Classic scenario, if not over-used: when I’m travelling, my wife is in the home alone with our two children (8, 7 years old). We have a firearm, currently, in the home, which I taught her to use in the unthinkable situation where someone attempted to assault them. Now, living in the country, I can estimate (without claiming to precision), that it would take the local police force several minutes, and likely, say, upwards of ten minutes to respond to a 911 call. In that time, as I’m sure we can all imagine, so many horrors could be visited upon my wife and kids, that I’d rather not continue.

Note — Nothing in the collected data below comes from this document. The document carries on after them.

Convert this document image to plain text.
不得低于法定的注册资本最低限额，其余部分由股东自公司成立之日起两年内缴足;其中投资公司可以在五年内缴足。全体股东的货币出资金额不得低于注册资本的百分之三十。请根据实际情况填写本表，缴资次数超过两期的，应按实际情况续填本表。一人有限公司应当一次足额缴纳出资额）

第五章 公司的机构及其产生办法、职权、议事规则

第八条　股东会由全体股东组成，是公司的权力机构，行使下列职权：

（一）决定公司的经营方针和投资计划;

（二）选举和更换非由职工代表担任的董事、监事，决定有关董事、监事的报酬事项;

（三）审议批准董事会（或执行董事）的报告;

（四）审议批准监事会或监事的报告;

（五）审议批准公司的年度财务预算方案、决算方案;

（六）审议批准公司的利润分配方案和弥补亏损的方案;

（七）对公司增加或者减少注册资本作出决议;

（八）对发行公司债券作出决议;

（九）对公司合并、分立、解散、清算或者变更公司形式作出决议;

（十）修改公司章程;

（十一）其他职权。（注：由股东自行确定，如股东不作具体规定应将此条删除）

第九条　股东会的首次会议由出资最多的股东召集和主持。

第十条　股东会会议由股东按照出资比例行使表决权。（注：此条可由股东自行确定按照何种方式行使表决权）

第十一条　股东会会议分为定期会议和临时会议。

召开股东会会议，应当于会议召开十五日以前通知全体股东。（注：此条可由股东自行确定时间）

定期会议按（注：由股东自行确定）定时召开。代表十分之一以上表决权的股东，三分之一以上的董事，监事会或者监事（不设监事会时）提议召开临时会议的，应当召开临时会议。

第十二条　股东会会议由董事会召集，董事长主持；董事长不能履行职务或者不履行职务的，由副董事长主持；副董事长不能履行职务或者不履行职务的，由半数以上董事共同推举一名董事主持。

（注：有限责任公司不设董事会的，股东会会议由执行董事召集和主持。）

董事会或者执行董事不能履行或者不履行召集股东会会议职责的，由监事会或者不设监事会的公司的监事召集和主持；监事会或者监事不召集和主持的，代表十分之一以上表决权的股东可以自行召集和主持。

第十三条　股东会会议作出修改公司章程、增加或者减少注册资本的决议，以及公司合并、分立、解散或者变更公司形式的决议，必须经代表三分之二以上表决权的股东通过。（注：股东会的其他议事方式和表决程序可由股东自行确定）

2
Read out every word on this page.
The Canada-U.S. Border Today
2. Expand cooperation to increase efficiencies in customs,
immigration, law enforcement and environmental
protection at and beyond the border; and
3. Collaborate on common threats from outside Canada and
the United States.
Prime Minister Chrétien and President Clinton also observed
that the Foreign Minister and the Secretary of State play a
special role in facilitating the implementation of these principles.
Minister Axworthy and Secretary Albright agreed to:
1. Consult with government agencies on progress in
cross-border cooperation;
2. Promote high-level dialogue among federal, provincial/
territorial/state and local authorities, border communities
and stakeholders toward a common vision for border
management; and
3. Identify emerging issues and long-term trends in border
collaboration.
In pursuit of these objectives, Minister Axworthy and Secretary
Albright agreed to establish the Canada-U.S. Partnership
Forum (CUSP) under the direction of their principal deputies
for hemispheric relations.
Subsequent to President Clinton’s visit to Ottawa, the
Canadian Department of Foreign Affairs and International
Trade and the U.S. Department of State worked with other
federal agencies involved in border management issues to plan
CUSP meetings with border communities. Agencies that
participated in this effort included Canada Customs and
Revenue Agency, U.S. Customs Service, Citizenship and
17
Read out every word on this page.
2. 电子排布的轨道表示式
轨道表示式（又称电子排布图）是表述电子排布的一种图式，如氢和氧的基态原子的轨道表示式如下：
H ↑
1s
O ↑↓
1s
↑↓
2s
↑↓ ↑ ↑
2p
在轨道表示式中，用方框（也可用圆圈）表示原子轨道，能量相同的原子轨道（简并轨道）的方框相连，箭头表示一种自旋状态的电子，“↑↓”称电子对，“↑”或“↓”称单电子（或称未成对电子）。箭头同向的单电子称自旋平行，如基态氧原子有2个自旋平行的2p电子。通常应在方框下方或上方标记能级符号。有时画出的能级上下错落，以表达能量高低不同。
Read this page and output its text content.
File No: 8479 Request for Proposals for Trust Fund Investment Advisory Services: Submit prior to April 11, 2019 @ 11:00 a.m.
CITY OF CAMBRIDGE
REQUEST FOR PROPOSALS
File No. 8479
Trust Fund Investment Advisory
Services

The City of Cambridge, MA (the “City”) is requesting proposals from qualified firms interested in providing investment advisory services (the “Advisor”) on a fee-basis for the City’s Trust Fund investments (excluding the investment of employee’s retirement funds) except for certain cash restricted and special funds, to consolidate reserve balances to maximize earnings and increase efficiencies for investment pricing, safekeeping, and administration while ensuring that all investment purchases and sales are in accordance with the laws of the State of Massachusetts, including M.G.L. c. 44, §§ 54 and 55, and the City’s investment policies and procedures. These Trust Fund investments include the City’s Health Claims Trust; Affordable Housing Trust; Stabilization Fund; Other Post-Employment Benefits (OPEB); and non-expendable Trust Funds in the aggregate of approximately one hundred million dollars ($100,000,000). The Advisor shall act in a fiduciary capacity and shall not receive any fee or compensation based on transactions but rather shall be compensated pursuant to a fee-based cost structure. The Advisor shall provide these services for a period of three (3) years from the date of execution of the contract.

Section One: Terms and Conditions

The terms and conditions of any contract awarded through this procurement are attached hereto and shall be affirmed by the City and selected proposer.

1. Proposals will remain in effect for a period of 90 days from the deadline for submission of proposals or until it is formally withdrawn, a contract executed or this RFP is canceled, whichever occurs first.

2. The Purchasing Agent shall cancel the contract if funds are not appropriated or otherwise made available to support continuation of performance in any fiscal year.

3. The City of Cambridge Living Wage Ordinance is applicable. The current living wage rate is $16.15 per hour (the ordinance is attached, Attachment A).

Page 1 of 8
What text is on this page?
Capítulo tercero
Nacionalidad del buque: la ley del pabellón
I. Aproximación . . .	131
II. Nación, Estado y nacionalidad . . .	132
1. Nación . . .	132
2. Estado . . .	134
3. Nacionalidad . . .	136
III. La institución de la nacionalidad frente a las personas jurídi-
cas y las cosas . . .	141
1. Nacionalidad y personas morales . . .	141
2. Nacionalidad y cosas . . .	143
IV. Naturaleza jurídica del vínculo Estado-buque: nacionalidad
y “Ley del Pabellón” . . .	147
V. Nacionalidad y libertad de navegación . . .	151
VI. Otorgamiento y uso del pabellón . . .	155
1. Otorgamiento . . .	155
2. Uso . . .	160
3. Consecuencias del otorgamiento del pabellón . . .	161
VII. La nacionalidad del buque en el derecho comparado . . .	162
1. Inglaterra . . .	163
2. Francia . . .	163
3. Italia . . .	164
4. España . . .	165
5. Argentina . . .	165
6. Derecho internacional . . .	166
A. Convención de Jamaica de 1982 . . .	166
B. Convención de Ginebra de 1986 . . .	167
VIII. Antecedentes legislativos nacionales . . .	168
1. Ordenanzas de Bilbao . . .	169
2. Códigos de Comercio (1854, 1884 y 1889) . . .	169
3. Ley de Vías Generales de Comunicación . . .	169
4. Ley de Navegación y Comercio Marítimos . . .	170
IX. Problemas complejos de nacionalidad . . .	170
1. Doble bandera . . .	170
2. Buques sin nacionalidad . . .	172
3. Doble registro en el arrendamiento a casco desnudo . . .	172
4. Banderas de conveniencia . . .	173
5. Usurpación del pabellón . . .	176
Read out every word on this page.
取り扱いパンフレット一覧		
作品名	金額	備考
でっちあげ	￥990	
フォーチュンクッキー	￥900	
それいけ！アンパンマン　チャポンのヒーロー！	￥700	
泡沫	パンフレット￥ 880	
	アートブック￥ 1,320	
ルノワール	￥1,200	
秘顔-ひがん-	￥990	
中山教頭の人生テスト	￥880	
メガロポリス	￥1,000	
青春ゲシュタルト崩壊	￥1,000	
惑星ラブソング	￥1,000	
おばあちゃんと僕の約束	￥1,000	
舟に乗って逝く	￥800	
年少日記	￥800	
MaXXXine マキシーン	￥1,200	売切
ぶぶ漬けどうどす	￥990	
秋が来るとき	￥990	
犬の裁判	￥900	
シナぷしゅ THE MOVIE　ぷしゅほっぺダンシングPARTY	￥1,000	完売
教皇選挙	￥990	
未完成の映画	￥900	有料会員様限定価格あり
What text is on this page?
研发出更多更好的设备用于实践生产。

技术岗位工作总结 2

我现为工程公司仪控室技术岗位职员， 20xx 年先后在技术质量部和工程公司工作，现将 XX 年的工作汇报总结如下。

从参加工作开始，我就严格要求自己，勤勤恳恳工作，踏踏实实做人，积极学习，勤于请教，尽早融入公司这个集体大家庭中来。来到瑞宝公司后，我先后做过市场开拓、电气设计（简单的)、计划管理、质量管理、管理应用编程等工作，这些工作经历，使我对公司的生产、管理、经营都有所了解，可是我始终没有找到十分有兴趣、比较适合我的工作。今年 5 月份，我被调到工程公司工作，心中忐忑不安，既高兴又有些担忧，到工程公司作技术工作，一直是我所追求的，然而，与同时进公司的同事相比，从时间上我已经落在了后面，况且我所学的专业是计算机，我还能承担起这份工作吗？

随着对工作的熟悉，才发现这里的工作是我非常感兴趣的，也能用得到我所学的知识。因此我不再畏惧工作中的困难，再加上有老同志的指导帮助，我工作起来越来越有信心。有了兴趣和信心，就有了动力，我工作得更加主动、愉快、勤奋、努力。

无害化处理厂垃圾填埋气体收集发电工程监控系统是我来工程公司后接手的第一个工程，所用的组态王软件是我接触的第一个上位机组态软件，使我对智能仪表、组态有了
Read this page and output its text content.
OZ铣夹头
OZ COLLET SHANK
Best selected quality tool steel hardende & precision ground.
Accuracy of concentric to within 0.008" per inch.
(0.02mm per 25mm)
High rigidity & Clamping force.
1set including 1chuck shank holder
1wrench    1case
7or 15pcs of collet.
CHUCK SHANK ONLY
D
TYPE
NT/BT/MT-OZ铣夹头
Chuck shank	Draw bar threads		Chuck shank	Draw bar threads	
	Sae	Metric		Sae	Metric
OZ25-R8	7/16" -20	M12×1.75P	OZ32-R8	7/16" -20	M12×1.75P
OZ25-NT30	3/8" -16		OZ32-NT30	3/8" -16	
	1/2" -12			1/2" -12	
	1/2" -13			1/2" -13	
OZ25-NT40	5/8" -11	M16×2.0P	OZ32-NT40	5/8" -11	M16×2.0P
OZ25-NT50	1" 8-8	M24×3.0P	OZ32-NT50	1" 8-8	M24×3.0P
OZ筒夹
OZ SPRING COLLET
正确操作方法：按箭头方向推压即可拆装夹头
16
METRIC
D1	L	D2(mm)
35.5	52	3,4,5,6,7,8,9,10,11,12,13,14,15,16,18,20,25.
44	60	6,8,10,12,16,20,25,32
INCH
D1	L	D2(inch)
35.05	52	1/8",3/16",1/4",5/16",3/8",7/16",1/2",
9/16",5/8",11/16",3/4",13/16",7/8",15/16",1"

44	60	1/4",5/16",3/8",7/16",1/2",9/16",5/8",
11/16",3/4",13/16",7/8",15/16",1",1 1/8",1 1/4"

It works like this: people who live in major cities, see major city problems with guns. For those of us who live in the suburbs (read: in the country), the thought of having responsible access to deadly force is not problematic but comforting. I’m sure my neighbors have firearms as well. Bully for them.

It’s difficult to see how the State could argue our comfort away; on what grounds? I, for instance, am not a felon, have handled firearms since a kid, taken gun safety courses, hunted my entire life, and on and on (same too, mostly, with my spouse). And so, the argument to deny me a firearm is…?

As to inner-city gun violence, I’m well aware. My point isn’t a blanket argument about guns but rather a question of who should get them. I’m inclined to make the law strict in this regard. Apply for your firearm. If you qualify, wait a period, receive it. I’m not opposed to this.

Shifting gears, on a purely theoretical level, it’s incomprehensible to me that somehow our relationship with the State should be such that the State controls, exclusively, the means of deadly force, and denies categorically the same to its citizens. Again, if organized law enforcement can’t be everywhere , all the time, why shouldn’t well-meaning citizens provide for their own protection? We are not, after all, children. The law provides (indeed, it’s in the Constitution, not by accident) for citizens to have access to firearms. We’re not children.

Finally (to munge many points together here), “self defense” for me includes also backpacking trips in Montana, Idaho, Washington, Wyoming, where the chances of encountering a brown or black bear are non-trivial. Self-defense. I’m not interested in testing theories about playing dead; I’d rather my kids see me return home. Hence, a large-caliber handgun.